When i go to install my Installation gets stuck at "arialni.ttf" at 51%


----------



## pip22 (Aug 22, 2004)

*Re: Stuck :/*

So please tell us what it is you're trying to install!
Is it Windows or an application you're trying to install???


----------



## drian66 (Jun 21, 2011)

*Re: Stuck :/*

its the game im trying to install age of empires 2


----------



## spunk.funk (May 13, 2010)

*Re: Stuck :/*

We're getting closer. Short statements with little information make it very hard to decipher what your problem is. Now is this a download or is it from a CD? If a CD, have you tried cleaning the CD? Is this a game you previously had installed and are reinstalling it? Or installing a new version? Have you uninstalled any previous versions? do you get an error message? If a CD, have you tried it in another computer? 
The more information you give us the better we can try and figure out your problem to solve it.


----------



## Dblanchard1278 (Jun 18, 2009)

*Re: Stuck :/*

Check your disk and see if its scratched or try a smaller install instead of the full install option. A good disk will install the game on vista and win7, I have it working on my win 7 64 laptop with no problems. If the disk is scratched then you will have to buy a new disk and if I'm right the AOK gold is about 20 bucks or less.


----------



## drian66 (Jun 21, 2011)

*Re: Stuck :/*

i have had it installed before then reloaded vista and then i gets stuck during both the full and the standerd installation on the same file


----------



## spunk.funk (May 13, 2010)

*Re: Stuck :/*



spunk.funk said:


> We're getting closer. Short statements with little information make it very hard to decipher what your problem is.
> The more information you give us the better we can try and figure out your problem to solve it.

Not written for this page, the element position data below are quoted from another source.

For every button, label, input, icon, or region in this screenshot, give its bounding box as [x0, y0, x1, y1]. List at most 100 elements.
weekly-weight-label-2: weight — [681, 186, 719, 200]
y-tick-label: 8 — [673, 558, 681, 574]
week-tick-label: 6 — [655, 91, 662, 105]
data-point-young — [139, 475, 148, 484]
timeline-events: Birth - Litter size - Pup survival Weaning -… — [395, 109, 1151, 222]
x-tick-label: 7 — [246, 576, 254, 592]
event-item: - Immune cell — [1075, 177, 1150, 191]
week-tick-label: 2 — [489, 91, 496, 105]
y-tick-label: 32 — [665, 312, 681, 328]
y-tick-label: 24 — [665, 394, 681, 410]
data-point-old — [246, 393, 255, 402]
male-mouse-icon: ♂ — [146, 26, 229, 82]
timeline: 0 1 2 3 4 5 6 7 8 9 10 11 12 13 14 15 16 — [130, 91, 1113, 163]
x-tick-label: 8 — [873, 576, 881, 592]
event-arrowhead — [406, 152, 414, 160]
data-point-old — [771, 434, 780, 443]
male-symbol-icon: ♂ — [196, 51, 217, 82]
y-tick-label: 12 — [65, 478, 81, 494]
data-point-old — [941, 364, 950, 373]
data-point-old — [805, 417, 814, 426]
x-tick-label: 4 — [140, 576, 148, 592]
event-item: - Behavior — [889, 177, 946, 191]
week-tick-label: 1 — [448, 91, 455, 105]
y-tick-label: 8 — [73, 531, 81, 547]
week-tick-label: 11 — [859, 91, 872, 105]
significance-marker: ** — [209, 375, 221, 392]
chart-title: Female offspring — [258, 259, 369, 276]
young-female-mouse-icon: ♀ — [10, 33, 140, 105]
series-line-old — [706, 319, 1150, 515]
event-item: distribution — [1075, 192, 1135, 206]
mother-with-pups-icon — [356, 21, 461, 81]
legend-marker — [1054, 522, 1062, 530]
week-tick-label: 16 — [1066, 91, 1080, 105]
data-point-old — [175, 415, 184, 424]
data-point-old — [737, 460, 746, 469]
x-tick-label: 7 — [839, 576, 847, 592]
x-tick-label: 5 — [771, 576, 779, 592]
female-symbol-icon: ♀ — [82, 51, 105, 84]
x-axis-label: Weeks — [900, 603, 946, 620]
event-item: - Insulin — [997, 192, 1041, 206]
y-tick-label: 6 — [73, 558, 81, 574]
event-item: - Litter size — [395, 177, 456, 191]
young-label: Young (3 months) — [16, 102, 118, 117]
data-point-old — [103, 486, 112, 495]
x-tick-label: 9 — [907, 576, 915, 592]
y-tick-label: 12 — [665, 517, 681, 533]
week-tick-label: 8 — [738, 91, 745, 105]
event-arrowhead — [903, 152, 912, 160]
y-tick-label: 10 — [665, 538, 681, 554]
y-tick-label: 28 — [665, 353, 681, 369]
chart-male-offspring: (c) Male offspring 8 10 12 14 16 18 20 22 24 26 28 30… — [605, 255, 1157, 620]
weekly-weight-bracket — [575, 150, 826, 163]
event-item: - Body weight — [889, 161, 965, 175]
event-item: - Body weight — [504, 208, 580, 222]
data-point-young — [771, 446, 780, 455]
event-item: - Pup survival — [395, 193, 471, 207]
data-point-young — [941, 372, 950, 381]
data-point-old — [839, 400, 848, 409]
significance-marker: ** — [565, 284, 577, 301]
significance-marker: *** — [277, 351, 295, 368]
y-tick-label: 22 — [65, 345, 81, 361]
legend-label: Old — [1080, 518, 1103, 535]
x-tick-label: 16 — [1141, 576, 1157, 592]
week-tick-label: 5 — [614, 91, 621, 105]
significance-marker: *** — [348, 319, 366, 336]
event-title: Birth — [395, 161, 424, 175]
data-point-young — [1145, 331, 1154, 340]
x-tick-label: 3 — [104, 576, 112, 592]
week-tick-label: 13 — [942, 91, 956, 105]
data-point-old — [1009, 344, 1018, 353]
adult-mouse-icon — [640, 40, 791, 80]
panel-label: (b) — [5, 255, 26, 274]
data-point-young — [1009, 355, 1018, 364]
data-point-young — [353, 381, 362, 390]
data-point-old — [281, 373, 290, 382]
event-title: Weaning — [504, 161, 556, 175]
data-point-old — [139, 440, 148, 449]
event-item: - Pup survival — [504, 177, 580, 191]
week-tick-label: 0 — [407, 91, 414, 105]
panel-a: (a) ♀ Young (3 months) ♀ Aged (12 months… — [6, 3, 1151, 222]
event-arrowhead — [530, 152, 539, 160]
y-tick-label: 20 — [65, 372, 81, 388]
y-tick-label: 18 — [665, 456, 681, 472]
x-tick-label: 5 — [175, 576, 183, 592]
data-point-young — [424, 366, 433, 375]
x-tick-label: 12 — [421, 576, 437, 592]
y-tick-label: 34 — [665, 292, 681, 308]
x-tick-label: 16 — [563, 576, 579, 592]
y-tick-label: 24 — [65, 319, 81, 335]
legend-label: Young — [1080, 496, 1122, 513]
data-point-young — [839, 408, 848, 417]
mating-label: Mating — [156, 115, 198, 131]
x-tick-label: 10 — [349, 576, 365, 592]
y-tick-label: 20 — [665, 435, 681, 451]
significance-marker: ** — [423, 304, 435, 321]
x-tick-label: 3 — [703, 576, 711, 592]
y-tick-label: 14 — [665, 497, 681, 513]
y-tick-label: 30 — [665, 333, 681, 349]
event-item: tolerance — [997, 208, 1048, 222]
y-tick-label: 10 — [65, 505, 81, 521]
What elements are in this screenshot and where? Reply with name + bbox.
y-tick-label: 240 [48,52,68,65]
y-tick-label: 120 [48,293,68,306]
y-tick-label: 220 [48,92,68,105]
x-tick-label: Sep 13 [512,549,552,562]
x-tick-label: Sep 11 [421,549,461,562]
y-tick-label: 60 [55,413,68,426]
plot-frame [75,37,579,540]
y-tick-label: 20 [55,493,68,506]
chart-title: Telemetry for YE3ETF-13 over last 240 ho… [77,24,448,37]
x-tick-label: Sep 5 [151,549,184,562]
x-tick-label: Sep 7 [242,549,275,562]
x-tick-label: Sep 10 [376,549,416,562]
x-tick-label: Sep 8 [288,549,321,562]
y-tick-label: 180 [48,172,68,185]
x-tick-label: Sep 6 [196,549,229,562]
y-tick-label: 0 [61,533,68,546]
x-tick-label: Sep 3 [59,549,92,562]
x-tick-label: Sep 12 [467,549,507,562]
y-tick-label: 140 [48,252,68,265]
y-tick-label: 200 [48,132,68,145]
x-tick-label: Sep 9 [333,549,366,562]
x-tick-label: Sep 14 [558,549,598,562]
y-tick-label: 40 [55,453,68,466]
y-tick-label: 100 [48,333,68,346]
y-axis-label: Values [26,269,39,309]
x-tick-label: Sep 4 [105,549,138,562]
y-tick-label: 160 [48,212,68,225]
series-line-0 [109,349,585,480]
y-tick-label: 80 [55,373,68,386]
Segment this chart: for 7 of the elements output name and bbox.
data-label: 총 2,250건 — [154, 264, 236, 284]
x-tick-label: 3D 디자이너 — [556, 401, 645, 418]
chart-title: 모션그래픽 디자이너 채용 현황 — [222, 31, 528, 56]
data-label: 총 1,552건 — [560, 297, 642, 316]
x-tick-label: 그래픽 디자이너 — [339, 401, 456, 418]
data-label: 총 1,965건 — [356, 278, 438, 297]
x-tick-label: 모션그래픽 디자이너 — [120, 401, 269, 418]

Please walk us through exactly what your doing, step by step, are you installing from CD, do you have a previous install etc etc.
Did your format your drive before installing Vista, or did you just do a reinstall? if the later, residual files from a previous install may be corrupt and keep you from reinstalling.


----------



## drian66 (Jun 21, 2011)

Im installing AOE2 off of the CD, i do full or standered and during the download it gets stuck on the same file every tune


----------



## spunk.funk (May 13, 2010)

*Re: Stuck :/*



Dblanchard1278 said:


> Check your disk and see if its scratched A good disk will install the game on vista and win7 If the disk is scratched then you will have to buy a new disk and if I'm right the AOK gold is about 20 bucks or less.


Try installing on another computer. If that fails you know it's the disc. Also You can try making an ISO image of your disc and burning it to a new CD. See if that works.


----------



## drian66 (Jun 21, 2011)

thanks


----------